Ellos pusieron sal en sus heridas, y derramaron combustible sobre la llama de su aflicción; agregaron la hiel de sus recriminaciones al ajenjo de sus dolores. Una vez anhelaron bañarse al sol de la radiante sonrisa de Job, y ahora se atrevían a cubrir de sombras su reputación, de manera poco generosa e inmerecida.
El patriarca se apartó de sus apesadumbrados amigos y miró a lo alto, al trono celestial, de la misma manera que el viajero se olvida de su cantimplora y se dirige con premura al pozo. Dice adiós a las esperanzas terrenales y clama: ' ¡Quién me diera el saber dónde hallar a Dios!'.

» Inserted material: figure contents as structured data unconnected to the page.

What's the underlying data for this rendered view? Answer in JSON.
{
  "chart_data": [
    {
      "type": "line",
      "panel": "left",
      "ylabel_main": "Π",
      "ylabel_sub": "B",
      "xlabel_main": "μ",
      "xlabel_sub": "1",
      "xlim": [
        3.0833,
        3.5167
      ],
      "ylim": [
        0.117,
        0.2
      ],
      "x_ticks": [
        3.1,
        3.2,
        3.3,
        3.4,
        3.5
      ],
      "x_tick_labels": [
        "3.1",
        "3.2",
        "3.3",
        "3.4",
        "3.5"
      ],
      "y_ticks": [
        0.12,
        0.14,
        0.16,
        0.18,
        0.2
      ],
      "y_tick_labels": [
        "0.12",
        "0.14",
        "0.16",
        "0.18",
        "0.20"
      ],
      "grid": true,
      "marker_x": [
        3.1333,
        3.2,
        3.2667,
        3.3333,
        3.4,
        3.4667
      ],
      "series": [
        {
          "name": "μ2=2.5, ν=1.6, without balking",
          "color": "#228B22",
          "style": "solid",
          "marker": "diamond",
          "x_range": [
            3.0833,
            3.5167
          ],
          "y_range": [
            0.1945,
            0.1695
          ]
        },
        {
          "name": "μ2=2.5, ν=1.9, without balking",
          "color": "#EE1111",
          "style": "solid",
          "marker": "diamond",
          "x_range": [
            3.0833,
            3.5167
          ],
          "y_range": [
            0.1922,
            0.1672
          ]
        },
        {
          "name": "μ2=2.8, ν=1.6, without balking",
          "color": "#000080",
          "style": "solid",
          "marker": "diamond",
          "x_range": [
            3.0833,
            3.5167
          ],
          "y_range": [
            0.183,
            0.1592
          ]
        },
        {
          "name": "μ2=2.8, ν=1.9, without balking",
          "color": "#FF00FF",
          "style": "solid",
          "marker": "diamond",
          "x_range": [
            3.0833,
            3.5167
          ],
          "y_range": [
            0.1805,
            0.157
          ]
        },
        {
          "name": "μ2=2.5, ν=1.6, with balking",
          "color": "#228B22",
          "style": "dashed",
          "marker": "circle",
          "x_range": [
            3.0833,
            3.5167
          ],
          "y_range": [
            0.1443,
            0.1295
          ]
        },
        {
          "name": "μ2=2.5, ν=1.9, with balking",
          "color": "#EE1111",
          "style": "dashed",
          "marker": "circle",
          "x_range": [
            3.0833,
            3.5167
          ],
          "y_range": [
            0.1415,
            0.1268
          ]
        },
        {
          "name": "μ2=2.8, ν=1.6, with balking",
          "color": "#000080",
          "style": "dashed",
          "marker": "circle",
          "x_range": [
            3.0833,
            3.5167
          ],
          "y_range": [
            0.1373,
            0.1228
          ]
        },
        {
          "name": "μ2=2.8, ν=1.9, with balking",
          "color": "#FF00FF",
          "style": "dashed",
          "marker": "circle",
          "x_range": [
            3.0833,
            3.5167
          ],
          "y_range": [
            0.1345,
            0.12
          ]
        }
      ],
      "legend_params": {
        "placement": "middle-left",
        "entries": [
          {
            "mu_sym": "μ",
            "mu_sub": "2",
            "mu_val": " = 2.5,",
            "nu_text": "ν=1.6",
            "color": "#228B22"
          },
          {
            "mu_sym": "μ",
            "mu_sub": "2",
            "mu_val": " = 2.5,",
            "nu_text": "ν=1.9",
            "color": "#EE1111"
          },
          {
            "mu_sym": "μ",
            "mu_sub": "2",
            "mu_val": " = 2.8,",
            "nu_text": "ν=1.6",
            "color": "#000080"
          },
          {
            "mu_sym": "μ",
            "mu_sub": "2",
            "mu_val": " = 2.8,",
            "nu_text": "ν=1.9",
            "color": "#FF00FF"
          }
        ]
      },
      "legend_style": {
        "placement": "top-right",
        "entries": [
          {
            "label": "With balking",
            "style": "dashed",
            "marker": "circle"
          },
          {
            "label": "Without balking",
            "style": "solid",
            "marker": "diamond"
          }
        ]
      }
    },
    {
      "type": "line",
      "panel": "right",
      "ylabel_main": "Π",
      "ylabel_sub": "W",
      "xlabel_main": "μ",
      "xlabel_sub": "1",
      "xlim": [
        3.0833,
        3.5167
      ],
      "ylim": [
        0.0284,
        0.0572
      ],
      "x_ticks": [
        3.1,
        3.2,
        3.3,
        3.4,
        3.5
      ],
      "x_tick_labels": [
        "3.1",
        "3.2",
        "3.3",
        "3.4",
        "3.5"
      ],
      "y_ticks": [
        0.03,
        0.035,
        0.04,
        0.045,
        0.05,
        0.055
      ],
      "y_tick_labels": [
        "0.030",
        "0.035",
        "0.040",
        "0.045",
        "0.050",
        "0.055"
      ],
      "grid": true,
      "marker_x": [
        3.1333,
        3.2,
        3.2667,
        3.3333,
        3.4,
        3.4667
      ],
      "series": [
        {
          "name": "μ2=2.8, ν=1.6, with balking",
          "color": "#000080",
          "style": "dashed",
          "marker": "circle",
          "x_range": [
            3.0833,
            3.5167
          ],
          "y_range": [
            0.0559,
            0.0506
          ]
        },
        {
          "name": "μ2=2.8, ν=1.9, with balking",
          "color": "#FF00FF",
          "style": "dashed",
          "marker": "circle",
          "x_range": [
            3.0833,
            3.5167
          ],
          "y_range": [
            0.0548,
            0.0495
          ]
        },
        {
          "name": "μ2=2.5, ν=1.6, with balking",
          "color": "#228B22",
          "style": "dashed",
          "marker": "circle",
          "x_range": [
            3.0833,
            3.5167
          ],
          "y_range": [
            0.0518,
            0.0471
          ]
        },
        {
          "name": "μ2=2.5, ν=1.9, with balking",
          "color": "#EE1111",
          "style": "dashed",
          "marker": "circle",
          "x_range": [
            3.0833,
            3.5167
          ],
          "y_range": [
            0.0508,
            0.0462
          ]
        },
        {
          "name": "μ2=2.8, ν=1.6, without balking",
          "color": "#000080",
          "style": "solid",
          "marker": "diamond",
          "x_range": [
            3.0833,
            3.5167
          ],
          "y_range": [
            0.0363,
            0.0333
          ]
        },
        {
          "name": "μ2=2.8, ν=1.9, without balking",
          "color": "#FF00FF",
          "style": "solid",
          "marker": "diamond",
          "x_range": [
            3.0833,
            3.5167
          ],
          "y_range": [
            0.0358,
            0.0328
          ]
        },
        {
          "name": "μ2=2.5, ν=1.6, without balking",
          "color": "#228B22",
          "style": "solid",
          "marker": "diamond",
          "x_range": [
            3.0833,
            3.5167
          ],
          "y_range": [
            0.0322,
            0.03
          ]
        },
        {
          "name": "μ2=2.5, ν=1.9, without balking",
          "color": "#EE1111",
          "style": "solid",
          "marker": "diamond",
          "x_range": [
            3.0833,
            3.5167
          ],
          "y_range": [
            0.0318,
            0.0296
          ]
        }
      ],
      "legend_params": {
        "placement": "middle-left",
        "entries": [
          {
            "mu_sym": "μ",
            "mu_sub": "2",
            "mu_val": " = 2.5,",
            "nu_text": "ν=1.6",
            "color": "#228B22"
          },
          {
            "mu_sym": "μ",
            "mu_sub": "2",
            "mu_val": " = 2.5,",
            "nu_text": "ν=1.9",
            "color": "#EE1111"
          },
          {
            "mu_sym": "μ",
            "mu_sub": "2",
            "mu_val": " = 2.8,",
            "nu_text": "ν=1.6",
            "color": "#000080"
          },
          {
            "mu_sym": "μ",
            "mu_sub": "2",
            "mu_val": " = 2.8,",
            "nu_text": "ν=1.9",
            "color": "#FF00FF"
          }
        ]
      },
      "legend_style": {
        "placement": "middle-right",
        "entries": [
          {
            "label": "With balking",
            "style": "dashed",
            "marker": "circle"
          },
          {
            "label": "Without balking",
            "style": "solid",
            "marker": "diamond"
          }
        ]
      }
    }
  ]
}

Es además digno de observación que, aunque un buen hombre se apresura a Dios en su aflicción, y corre con mayor velocidad por causa del desamor de sus semejantes, sin embargo, algunas veces el alma que posee gracia, permanece sin la confortable presencia de Dios.
Este es el mayor de los dolores; el texto es uno de los grandes gemidos de Job, mucho más profundo que cualquier otro que hubiera proferido por causa de la pérdida de sus hijos y de su propiedad: '¡Quién me diera el saber dónde hallar a Dios!'. La peor de todas las pérdidas es perder la sonrisa de mi Dios.
Job conoció de antemano un poco de la amargura del clamor de su Redentor: 'Dios mío, Dios mío, ¿por qué me has desamparado?'. La presencia de Dios siempre está con su pueblo en un sentido, en lo concerniente a sostenerlos secretamente, pero no siempre goza de su presencia manifiesta. Como la esposa del Cantar de Los Cantares, por las noches busca en su lecho al que ama, y no lo halla; y aunque se levante y recorra la ciudad no puede encontrarlo, y la pregunta puede repetirse una y otra vez: '¿Habéis visto al que ama mi alma?'.
"Hazme saber, oh tú a quien ama mi alma, Dónde apacientas, dónde sesteas al mediodía; Pues ¿por qué había de estar yo como errante Junto a los rebaños de tus compañeros?".